Also serving the communities of De Luz, Rainbow, Camp Pendleton, Pala and Pauma

Where do Fallbrook smokers get marijuana?

This is the third installment of a three-part series on marijuana and its relationship to the Fallbrook community, specifically the community’s youth.

How do young people in the Fallbrook area get their hands on marijuana?

It seems that much of the marijuana in Fallbrook comes from home-cultivated outdoor marijuana gardens called “grows” and these sites are increasing.

According to officers assigned to the Fallbrook Sheriff’s Substation, they seized 67, 725 marijuana plants from outdoor grow sites in 2008.

That number almost doubled in 2009 when Sheriff’s deputies seized 119,560 plants in the Fallbrook area. That means that in 2009 there were nearly 6,832 plants for every square mile in Fallbrook.

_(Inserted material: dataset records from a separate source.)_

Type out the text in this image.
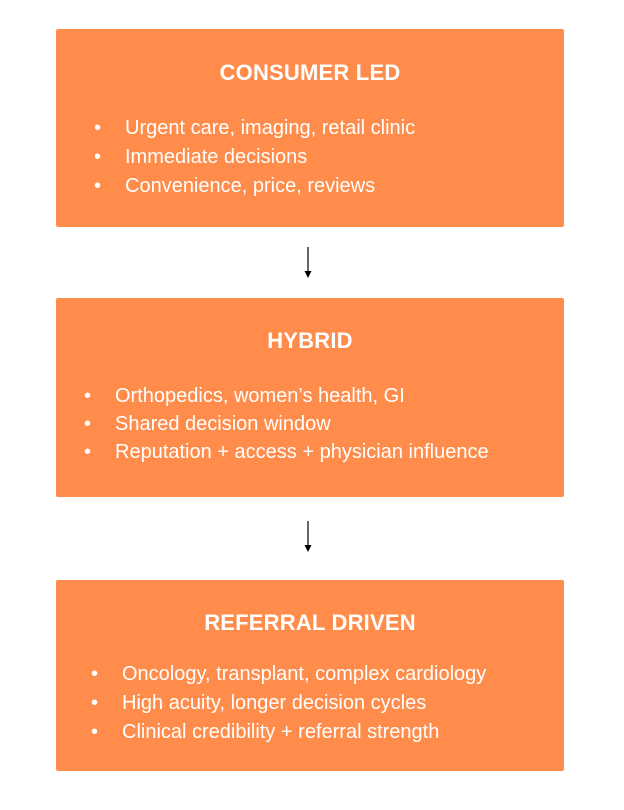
CONSUMER LED
• Urgent care, imaging, retail clinic
• Immediate decisions
• Convenience, price, reviews
HYBRID
• Orthopedics, women’s health, GI
• Shared decision window
• Reputation + access + physician influence
REFERRAL DRIVEN
• Oncology, transplant, complex cardiology
• High acuity, longer decision cycles
• Clinical credibility + referral strength
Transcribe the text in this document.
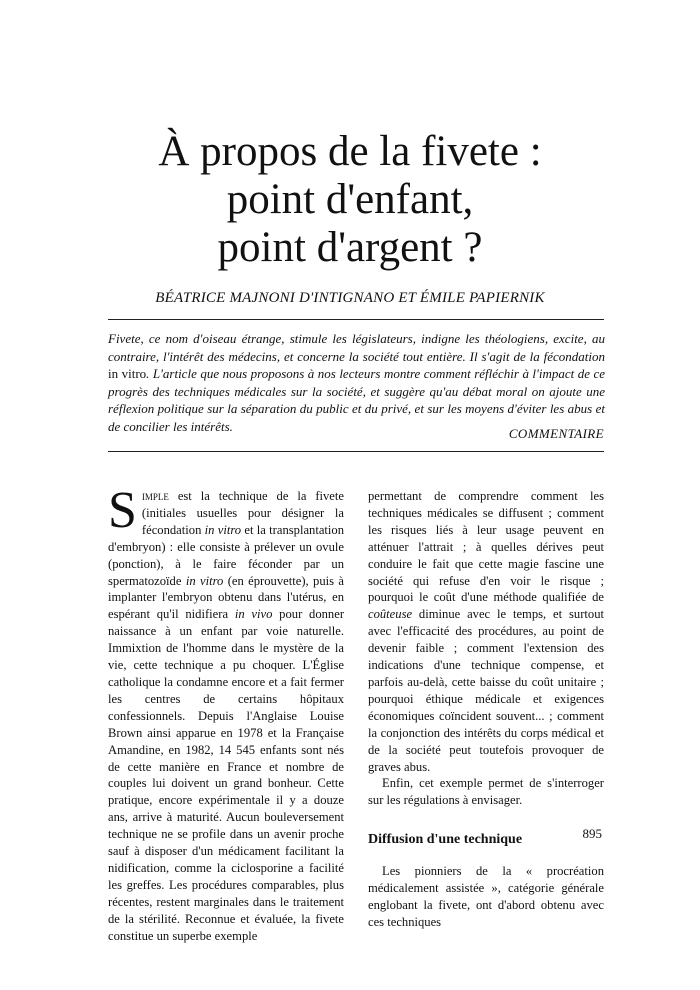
À propos de la fivete :
point d'enfant,
point d'argent ?
BÉATRICE MAJNONI D'INTIGNANO ET ÉMILE PAPIERNIK

Fivete, ce nom d'oiseau étrange, stimule les législateurs, indigne les théologiens, excite, au contraire, l'intérêt des médecins, et concerne la société tout entière. Il s'agit de la fécondation in vitro. L'article que nous proposons à nos lecteurs montre comment réfléchir à l'impact de ce progrès des techniques médicales sur la société, et suggère qu'au débat moral on ajoute une réflexion politique sur la séparation du public et du privé, et sur les moyens d'éviter les abus et de concilier les intérêts.	COMMENTAIRE

Simple est la technique de la fivete (initiales usuelles pour désigner la fécondation in vitro et la transplantation d'embryon) : elle consiste à prélever un ovule (ponction), à le faire féconder par un spermatozoïde in vitro (en éprouvette), puis à implanter l'embryon obtenu dans l'utérus, en espérant qu'il nidifiera in vivo pour donner naissance à un enfant par voie naturelle. Immixtion de l'homme dans le mystère de la vie, cette technique a pu choquer. L'Église catholique la condamne encore et a fait fermer les centres de certains hôpitaux confessionnels. Depuis l'Anglaise Louise Brown ainsi apparue en 1978 et la Française Amandine, en 1982, 14 545 enfants sont nés de cette manière en France et nombre de couples lui doivent un grand bonheur. Cette pratique, encore expérimentale il y a douze ans, arrive à maturité. Aucun bouleversement technique ne se profile dans un avenir proche sauf à disposer d'un médicament facilitant la nidification, comme la ciclosporine a facilité les greffes. Les procédures comparables, plus récentes, restent marginales dans le traitement de la stérilité. Reconnue et évaluée, la fivete constitue un superbe exemple

permettant de comprendre comment les techniques médicales se diffusent ; comment les risques liés à leur usage peuvent en atténuer l'attrait ; à quelles dérives peut conduire le fait que cette magie fascine une société qui refuse d'en voir le risque ; pourquoi le coût d'une méthode qualifiée de coûteuse diminue avec le temps, et surtout avec l'efficacité des procédures, au point de devenir faible ; comment l'extension des indications d'une technique compense, et parfois au-delà, cette baisse du coût unitaire ; pourquoi éthique médicale et exigences économiques coïncident souvent... ; comment la conjonction des intérêts du corps médical et de la société peut toutefois provoquer de graves abus.

Enfin, cet exemple permet de s'interroger sur les régulations à envisager.

Diffusion d'une technique

Les pionniers de la « procréation médicalement assistée », catégorie générale englobant la fivete, ont d'abord obtenu avec ces techniques

895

Fallbrook’s rural location makes it ideal for growing marijuana.

“We find grows all over the Fallbrook and Rainbow areas,” says Deputy Steve Reed with the narcotics task force. “Most of them are contiguous to areas like avocado and orange orchards - any place they can steal water from legitimate crops. [The illicit growers] tie into the hard water line, bury their line in the brush, and drag it, sometimes up to three miles, to their plants.”

It’s unclear how much of the pot grown on these illegal sites actually makes it into hands of Fallbrook residents.

What is clear is that youth in Fallbrook seem to have no problem obtaining marijuana.

“You can get some weed in less than 30 minutes,” says Deisy Salas, a Fallbrook High School student and member of the Fallbrook Youth Prevention Group. “Everybody knows people who sell it.”

Salas says that friends are the primary source of marijuana for students at the high school. “I don’t know where their friends get it from.” Salas says she has never personally seen anyone smoking marijuana on the school campus.

“A lot of people do it, but no one wants to tell on their friends and get them in trouble. They don’t want to be the tattletale.”

Salas believes that school officials need to do more.

“Sometimes the police dogs sniff around the school but that’s not enough,” she says. “Students smoke weed on my bus. Everyone can smell it.”

The presence of these illegal grow sites is a concern for Robert Riedel, owner of Mother Earth Alternative Healing, which was Fallbrook’s only known medical marijuana shop, forced to close its doors in February.

“The black market doesn’t ask for identification,” says Riedel. “They don’t care how old their customers are. Teenagers shouldn’t have access to marijuana.”